The Dakota Access Pipeline would help transport crude oil from the Bakken region of North Dakota through Iowa as well as other upper Midwest states. It would be safer and more efficient than using rail cars, which are being used today to carry the load.
Opponents to the project forget Iowa is still an agricultural state, and we rely on petroleum and diesel to run our businesses.
But the recent oil boom in North Dakota also has placed our farmers at a disadvantage. Too many rail cars are allocated for oil transport, leaving farmers high and dry with shipments sitting in elevators and rail yards. The cars we rely on to transport grain are being taken up by Bakken oil.
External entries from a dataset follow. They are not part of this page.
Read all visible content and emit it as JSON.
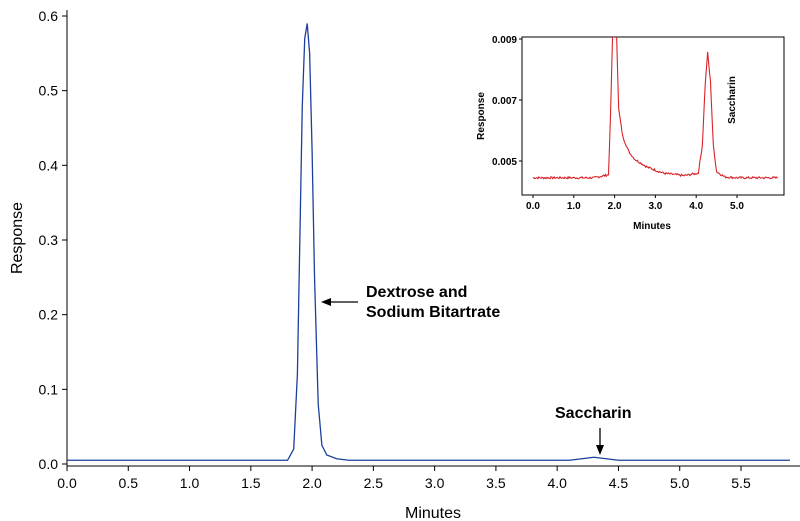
{
  "chart_data": [
    {
      "type": "line",
      "xlabel": "Minutes",
      "ylabel": "Response",
      "xlim": [
        0.0,
        5.9
      ],
      "ylim": [
        0.0,
        0.6
      ],
      "x_ticks": [
        "0.0",
        "0.5",
        "1.0",
        "1.5",
        "2.0",
        "2.5",
        "3.0",
        "3.5",
        "4.0",
        "4.5",
        "5.0",
        "5.5"
      ],
      "y_ticks": [
        "0.0",
        "0.1",
        "0.2",
        "0.3",
        "0.4",
        "0.5",
        "0.6"
      ],
      "series": [
        {
          "color": "#1a3f9c",
          "x": [
            0.0,
            1.8,
            1.85,
            1.88,
            1.9,
            1.92,
            1.94,
            1.96,
            1.98,
            2.0,
            2.02,
            2.05,
            2.08,
            2.12,
            2.2,
            2.3,
            4.1,
            4.2,
            4.3,
            4.4,
            4.5,
            5.9
          ],
          "y": [
            0.005,
            0.005,
            0.02,
            0.12,
            0.3,
            0.48,
            0.57,
            0.59,
            0.55,
            0.42,
            0.25,
            0.08,
            0.025,
            0.012,
            0.007,
            0.005,
            0.005,
            0.007,
            0.009,
            0.007,
            0.005,
            0.005
          ]
        }
      ],
      "annotations": [
        {
          "text_lines": [
            "Dextrose and",
            "Sodium Bitartrate"
          ],
          "arrow_to": [
            2.05,
            0.215
          ]
        },
        {
          "text": "Saccharin",
          "arrow_to": [
            4.3,
            0.012
          ]
        }
      ]
    },
    {
      "type": "line",
      "xlabel": "Minutes",
      "ylabel": "Response",
      "xlim": [
        0.0,
        6.0
      ],
      "ylim": [
        0.004,
        0.009
      ],
      "x_ticks": [
        "0.0",
        "1.0",
        "2.0",
        "3.0",
        "4.0",
        "5.0"
      ],
      "y_ticks": [
        "0.005",
        "0.007",
        "0.009"
      ],
      "series": [
        {
          "color": "#d9232a",
          "x": [
            0.0,
            1.5,
            1.85,
            1.9,
            1.95,
            2.0,
            2.05,
            2.1,
            2.2,
            2.35,
            2.5,
            2.8,
            3.2,
            3.7,
            4.05,
            4.15,
            4.22,
            4.28,
            4.35,
            4.42,
            4.5,
            4.7,
            5.0,
            6.0
          ],
          "y": [
            0.00445,
            0.00445,
            0.00455,
            0.0065,
            0.0091,
            0.0091,
            0.0091,
            0.0067,
            0.0058,
            0.0053,
            0.00505,
            0.0048,
            0.0046,
            0.00452,
            0.0046,
            0.0055,
            0.0075,
            0.00855,
            0.0076,
            0.0055,
            0.00465,
            0.00448,
            0.00445,
            0.00445
          ]
        }
      ],
      "annotations": [
        {
          "text": "Saccharin",
          "rotated": true
        }
      ]
    }
  ]
}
The Dakota Access Pipeline would allow for farmers to transport commodities with less expense by opening up more rail cars. The pipeline, as proposed, will alleviate four to seven unit trains per day, helping ease railcar transportation shortages for agriculture and other products, especially in the upper Midwest. And this is no small challenge to address; in 2014 alone, Midwest farmers lost $570 million in shipments, according to a American Farm Bureau Federation study.
I strongly believe this pipeline is in the country’s best interest as a whole.